My son Lucas found my old Navy Boot Camp graduation book and another photo journal of my travels in the Philippines and on the South China Sea during the Vietnam campaign. During our hour together, I was explaining things of interest: the barracks I quartered in during boot camp, the ship I was on during the Vietnam conflict, even where I raced Go Karts in Subic Bay. Lucas has taken an interest in things military since his 16th birthday this last March and has expressed a desire to enlist with the Army or Marines. With this knowledge that sat both parents down, I tried to show him the real side of life in the military instead of what recruiters would show.
What took me aback was that this young person caught between boyhood and manhood knew just about everything. When I showed him the rifle I used on the rifle range in San Diego back in ‘71, I said, “This is an M-1 Garand,” or “This is a Colt 45.” Expecting a response of something like, “Wow, Dad!” he instead blurted out the proverbial teen response: “I know.” Everything I tried to show as new information, such as the 500-pound bombs on the ship’s deck, or how to march or tie knots, were given the same response.
It hit me then that I seem to have heard this response before. But where?
Over the years, the “I know” response came from my peers, superiors and subordinates as well–and of course, from my teenage children. I must confess that I have often interrupted conversations using the “I know” approach. The key word is “interrupted.”
“I know” can be used as a tool to short circuit conversation intended to enlighten, instruct, correct or otherwise include the listener in meaningful dialogue. This conversation interrupter is not and never can be welcome in any discourse and can suddenly bring a cordial discussion to a cold close with the use of that phrase. In concise terms, it is rude.
An “I know” response may indicate that the listener is actually not receiving but waiting for the speaker to pause in order to inject the dialogue-paralyzing term followed by a contrary response that can end in frustration instead of mutual understanding. The listener may be so busy formulating his response that his understanding of the speaker becomes fragmented.
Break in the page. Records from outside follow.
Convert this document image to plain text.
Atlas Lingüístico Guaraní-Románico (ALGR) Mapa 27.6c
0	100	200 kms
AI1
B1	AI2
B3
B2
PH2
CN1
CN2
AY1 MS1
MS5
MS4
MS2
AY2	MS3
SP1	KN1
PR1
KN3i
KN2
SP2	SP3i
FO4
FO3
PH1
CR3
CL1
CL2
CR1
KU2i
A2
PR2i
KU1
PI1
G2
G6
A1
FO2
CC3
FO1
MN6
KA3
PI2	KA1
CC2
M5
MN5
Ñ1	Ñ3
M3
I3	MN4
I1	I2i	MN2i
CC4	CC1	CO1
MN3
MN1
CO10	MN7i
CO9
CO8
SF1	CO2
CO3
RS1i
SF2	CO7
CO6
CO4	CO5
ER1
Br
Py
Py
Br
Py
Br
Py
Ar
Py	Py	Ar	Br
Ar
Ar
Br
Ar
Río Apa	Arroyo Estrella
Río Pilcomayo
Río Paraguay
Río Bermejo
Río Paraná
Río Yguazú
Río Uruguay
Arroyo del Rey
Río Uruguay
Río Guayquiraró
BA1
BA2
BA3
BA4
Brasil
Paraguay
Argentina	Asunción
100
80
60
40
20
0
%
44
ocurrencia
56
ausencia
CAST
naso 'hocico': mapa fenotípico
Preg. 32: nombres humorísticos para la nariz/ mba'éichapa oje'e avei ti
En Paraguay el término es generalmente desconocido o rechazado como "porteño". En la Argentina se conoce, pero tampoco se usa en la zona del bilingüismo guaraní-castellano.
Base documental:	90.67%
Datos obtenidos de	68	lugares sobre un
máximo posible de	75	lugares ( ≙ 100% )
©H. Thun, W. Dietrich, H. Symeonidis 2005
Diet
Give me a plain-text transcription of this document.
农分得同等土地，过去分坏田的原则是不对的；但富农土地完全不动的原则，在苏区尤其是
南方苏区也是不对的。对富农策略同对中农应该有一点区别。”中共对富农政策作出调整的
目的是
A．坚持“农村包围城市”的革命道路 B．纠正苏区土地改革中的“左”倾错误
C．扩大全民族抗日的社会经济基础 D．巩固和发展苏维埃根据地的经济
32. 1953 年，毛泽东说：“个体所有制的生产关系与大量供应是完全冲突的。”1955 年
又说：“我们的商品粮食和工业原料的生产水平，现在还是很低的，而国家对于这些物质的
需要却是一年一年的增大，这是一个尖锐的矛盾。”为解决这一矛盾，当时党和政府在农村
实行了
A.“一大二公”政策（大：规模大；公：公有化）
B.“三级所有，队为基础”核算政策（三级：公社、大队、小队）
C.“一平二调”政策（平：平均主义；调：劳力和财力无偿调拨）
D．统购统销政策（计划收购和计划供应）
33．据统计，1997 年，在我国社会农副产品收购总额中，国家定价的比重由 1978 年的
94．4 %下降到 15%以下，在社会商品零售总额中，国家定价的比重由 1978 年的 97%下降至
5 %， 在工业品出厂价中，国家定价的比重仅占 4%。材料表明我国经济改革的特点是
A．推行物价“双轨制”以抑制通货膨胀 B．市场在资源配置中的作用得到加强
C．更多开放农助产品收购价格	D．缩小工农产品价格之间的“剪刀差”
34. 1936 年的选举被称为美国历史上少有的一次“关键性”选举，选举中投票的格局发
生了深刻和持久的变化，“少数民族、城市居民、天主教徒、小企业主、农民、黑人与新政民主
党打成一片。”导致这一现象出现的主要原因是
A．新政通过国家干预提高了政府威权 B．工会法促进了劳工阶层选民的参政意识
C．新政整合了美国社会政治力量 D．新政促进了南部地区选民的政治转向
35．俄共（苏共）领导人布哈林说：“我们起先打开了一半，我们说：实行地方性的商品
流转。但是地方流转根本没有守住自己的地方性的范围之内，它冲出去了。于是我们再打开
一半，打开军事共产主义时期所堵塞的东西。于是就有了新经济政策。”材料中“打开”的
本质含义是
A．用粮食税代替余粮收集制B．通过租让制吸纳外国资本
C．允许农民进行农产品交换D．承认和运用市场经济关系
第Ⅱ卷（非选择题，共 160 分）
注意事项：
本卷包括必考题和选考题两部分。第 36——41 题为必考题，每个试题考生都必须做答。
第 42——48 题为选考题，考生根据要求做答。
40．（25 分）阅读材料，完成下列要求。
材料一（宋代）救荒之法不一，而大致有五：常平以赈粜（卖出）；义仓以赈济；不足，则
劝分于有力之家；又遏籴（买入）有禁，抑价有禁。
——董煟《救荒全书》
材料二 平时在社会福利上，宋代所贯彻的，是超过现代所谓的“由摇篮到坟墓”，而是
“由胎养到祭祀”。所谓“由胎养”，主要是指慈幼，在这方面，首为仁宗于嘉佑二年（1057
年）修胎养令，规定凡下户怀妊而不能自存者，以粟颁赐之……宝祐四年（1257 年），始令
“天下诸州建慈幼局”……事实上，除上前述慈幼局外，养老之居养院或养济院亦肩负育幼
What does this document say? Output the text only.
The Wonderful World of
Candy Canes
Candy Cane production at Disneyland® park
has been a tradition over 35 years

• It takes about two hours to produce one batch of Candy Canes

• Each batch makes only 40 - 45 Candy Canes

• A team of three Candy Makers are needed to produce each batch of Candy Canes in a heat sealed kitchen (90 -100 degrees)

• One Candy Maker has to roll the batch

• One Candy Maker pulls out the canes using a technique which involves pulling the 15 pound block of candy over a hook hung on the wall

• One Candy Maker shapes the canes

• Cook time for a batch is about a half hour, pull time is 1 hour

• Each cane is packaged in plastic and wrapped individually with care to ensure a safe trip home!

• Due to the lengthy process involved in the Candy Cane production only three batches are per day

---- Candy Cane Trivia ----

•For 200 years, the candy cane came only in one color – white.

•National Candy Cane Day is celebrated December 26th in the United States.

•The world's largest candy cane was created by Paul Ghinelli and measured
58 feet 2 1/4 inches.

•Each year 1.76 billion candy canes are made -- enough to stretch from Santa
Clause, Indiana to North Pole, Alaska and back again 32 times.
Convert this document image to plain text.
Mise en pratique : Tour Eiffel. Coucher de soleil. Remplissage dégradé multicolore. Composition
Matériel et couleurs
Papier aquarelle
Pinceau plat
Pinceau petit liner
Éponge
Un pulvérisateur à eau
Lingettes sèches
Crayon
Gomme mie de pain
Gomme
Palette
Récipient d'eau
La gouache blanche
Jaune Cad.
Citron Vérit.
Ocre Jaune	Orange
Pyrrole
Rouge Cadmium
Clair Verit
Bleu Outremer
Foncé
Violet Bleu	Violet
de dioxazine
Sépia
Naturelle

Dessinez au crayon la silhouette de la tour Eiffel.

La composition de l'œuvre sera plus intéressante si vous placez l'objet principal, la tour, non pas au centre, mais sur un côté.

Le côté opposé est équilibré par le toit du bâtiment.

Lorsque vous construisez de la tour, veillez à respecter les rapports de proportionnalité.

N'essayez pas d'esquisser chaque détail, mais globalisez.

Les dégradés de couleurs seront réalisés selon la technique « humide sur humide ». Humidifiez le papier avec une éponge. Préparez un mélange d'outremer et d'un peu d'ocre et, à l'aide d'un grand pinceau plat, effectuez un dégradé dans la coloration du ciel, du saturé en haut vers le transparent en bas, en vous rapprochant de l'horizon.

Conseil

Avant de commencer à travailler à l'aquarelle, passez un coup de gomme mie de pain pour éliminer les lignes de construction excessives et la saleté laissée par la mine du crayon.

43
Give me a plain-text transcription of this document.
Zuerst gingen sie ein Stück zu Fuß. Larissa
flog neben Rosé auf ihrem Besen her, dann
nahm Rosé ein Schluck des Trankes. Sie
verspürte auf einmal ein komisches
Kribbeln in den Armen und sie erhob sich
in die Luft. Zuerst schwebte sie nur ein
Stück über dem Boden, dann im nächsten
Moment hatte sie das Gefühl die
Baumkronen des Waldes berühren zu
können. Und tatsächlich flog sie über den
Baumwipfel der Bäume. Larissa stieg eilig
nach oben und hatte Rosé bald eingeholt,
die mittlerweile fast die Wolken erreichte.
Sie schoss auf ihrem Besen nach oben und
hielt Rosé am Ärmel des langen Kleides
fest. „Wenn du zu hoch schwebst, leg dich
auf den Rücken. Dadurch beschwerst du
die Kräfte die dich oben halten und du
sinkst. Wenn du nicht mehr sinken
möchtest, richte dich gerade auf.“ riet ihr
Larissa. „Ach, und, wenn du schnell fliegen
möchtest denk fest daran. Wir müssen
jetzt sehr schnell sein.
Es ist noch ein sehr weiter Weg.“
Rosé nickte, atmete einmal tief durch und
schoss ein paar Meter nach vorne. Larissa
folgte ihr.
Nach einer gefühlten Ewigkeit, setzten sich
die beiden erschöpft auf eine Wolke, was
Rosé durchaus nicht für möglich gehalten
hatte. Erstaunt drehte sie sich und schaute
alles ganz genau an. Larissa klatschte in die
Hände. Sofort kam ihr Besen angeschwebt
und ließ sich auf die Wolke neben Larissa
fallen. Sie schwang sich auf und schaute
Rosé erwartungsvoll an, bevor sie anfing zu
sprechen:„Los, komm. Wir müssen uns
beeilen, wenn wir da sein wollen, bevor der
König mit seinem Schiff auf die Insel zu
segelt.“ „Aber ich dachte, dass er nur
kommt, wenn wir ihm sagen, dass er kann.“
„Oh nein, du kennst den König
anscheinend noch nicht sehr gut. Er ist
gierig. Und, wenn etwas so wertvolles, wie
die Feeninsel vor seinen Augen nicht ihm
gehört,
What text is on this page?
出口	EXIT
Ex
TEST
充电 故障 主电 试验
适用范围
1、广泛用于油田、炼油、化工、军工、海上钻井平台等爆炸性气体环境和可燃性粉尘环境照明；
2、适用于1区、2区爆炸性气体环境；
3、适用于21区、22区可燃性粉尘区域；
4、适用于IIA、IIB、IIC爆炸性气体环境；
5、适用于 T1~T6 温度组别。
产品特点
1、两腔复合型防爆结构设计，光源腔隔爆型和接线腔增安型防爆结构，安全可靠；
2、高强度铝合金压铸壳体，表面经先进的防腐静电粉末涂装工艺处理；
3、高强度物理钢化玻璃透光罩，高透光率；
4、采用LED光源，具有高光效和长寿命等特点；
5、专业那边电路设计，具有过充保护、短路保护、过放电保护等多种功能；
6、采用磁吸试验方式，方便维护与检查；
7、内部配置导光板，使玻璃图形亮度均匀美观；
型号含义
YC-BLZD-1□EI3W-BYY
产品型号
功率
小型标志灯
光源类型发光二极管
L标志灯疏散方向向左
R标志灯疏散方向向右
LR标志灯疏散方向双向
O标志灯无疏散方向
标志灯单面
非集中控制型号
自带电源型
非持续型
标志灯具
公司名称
Here are some suggestions that might help to foster fruitful conversation:
- Maintain eye contact in order to demonstrate your interest in what is being said. Looking around or off into the distance may indicate a lack of interest or dismissal in the subject.
- Listen fully and do not interrupt.
- Wait your turn; hold your tongue!
- If you are the speaker, note the facial features, the posture and other body language that provide feedback that the listener is receptive. Pause and ask for a response. Be sure to allow your conversing partner to conclude his statements without disruptive words like…you got it: “I know.”
- Keep your dialogue in short, meaningful spurts that allow for the listener to receive the information and to respond. Nothing is worse than delivering a lengthy discourse with four points and a conclusion while leaving no room or time for response from the listener.
- Close cousins to “I know” are the phrases “I understand” and “I see.” They can be used properly to indicate feedback that you are tracking the conversation. Take care not to make them synonymous with “I know.”
- We have all heard or spoken the words, “What I meant to say is…” This indicates communication breakdown. Effective speaking and listening takes time, practice and patience. Writing down and rehearsing what you want to say is perfectly fine, especially regarding phone conversations and conference calls. Likewise, taking short notes and writing questions could help the listener to remember the question after the speaker is through. I find that when the listener jots something down it is an affirmation that listening is taking place.
Ultimately effective conversation can otherwise be called diplomacy. A diplomat is skilled with negotiating the convoluted terrain called language. Try it. I am certain you will enjoy the benefits that effective speaking and listening can bring to any encounter where dialogue is required.